A: We are looking at projects right now in Asia-Pacific and North Africa, where governments want to use cloud services and even offshore-based SaaS services, but don’t want to give up control over citizen data. For example, we have multiple projects in Australia, where they have very tough privacy and data residency laws, especially for public sector and Financial services. Australia wants both the data center and even the backup data recovery data center to be located in Australia, and the American SaaS vendors can’t offer that. So we provide a solution to this problem.
Q: You and your competitors in the cloud encryption space are very young companies. How do you see this market maturing?
A: It’s true that these solutions are very new, they only came on market in the last two-three years. PerspecSys created the category and has the most mature solution in the market. As a result, we’ve seen rapid uptake among large organizations in key verticals such as financial services, health care and government. But a lot of the data protection regulators don’t yet understand much about what we are doing. Gartner has just now categorized products like ours as “cloud access security brokers”. They say less than 1% of the market is penetrated, but they are forecasting rapid growth in the next few years. The SaaS apps were the low hanging fruit. But now we see demand from customers who are building private clouds or third parties who want to use our tool to develop custom cloud apps.
Q: What are the possible barriers to the growth of this market?
A: BYOD and consumerization of IT have impacted the way organizations perceive cloud risk.
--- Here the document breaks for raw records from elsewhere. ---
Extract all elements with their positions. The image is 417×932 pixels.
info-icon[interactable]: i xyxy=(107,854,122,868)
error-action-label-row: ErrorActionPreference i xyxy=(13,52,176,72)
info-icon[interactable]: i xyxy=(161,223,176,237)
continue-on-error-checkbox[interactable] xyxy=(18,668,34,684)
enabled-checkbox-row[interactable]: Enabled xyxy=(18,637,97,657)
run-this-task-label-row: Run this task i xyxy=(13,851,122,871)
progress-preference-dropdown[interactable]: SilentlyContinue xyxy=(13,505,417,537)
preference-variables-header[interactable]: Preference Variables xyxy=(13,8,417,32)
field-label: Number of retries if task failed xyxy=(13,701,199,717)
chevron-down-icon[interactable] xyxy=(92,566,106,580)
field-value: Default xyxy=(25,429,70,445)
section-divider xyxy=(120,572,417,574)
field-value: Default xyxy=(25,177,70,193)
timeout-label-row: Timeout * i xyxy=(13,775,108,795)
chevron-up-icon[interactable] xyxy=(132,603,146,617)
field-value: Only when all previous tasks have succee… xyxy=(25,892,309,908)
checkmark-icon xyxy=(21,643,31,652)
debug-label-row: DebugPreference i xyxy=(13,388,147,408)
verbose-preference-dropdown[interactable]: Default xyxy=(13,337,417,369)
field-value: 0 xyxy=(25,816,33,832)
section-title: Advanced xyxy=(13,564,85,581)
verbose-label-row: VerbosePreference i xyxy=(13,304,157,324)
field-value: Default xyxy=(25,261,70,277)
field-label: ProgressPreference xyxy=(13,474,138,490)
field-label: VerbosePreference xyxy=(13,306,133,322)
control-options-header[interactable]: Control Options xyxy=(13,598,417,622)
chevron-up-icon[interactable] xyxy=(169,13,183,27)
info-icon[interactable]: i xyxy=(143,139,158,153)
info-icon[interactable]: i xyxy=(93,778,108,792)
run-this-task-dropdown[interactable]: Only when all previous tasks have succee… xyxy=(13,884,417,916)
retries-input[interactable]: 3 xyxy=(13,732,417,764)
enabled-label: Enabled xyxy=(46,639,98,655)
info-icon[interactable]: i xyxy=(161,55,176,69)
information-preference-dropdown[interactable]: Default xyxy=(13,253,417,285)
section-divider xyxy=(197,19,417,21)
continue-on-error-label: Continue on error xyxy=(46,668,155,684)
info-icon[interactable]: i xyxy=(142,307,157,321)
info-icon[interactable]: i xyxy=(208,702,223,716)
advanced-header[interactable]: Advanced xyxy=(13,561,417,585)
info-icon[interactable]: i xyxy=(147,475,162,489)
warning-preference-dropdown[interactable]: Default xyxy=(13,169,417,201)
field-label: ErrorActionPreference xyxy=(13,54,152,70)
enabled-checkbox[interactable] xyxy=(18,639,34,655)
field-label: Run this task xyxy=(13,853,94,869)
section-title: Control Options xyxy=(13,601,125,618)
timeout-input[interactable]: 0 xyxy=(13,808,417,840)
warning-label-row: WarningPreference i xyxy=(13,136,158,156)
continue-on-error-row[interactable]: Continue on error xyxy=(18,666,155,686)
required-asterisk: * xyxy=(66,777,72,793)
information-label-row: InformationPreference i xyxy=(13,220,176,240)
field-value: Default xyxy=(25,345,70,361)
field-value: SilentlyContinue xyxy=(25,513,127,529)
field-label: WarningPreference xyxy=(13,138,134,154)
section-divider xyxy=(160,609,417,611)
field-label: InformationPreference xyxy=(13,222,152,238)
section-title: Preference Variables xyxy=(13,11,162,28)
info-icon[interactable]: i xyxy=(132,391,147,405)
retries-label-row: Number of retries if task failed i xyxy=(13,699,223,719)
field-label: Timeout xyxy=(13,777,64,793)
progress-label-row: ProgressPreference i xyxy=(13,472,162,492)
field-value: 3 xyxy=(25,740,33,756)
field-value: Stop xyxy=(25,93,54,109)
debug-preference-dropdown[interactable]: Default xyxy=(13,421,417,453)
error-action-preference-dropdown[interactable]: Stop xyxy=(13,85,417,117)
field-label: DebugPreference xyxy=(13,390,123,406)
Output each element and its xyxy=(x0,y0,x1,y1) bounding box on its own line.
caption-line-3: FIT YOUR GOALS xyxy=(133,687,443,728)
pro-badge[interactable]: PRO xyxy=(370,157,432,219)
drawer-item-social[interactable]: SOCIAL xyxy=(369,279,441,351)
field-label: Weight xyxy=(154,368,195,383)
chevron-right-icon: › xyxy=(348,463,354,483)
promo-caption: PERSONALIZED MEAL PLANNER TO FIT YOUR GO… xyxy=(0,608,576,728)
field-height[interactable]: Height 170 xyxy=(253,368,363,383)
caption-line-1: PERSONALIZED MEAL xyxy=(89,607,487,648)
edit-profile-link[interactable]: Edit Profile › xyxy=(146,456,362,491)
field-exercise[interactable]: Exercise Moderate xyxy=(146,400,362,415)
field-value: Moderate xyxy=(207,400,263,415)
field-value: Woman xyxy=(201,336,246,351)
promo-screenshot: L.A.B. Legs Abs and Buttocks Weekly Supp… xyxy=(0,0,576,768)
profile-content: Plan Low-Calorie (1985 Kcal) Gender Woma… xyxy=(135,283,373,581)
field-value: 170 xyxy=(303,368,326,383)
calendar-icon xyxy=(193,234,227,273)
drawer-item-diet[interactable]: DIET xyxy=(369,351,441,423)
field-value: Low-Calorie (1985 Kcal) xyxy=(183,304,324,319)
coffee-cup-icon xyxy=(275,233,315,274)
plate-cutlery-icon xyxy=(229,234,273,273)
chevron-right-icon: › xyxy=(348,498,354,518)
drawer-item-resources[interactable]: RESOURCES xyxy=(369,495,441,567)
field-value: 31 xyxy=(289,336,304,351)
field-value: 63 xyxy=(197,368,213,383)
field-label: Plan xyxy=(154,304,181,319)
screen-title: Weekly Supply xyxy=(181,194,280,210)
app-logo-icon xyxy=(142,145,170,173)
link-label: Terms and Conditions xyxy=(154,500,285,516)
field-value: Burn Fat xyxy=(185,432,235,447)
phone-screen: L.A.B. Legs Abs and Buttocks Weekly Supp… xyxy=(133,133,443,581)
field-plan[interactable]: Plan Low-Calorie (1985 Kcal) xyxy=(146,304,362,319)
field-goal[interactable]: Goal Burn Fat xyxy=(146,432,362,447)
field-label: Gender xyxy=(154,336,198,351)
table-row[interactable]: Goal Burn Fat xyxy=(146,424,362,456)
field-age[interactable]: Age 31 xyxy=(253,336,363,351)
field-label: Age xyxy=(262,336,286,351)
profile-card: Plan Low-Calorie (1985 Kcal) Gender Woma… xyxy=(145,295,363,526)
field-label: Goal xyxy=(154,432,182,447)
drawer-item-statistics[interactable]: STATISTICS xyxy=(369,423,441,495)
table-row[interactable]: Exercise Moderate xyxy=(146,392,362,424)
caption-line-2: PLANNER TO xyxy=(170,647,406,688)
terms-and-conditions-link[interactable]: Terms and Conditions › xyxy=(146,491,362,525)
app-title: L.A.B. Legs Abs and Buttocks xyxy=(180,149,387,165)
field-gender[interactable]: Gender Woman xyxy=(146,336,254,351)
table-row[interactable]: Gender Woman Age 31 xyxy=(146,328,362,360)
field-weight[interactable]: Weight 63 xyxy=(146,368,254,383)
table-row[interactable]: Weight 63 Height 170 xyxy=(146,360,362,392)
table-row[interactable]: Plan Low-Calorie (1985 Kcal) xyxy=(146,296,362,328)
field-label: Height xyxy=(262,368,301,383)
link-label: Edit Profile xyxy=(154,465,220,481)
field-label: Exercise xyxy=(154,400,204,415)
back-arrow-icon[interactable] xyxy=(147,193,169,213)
They know they need to get control over their data and until now there haven’t been any good solutions. But some of the cloud vendors in the consumer space don’t want this technology turned on, because it goes against their network effect where they can’t data mine the information on their servers. Encrypting everything that goes into the cloud impacts the Facebooks and the Twitters and the Gmails. This battle might end up being fought out in the privacy laws, which are evolving. But what we are seeing is that we are actually removing the biggest barrier to cloud adoption itself – which is the concern that organizations have about the security of data processed and stored in the cloud. So the future of the category looks bright indeed.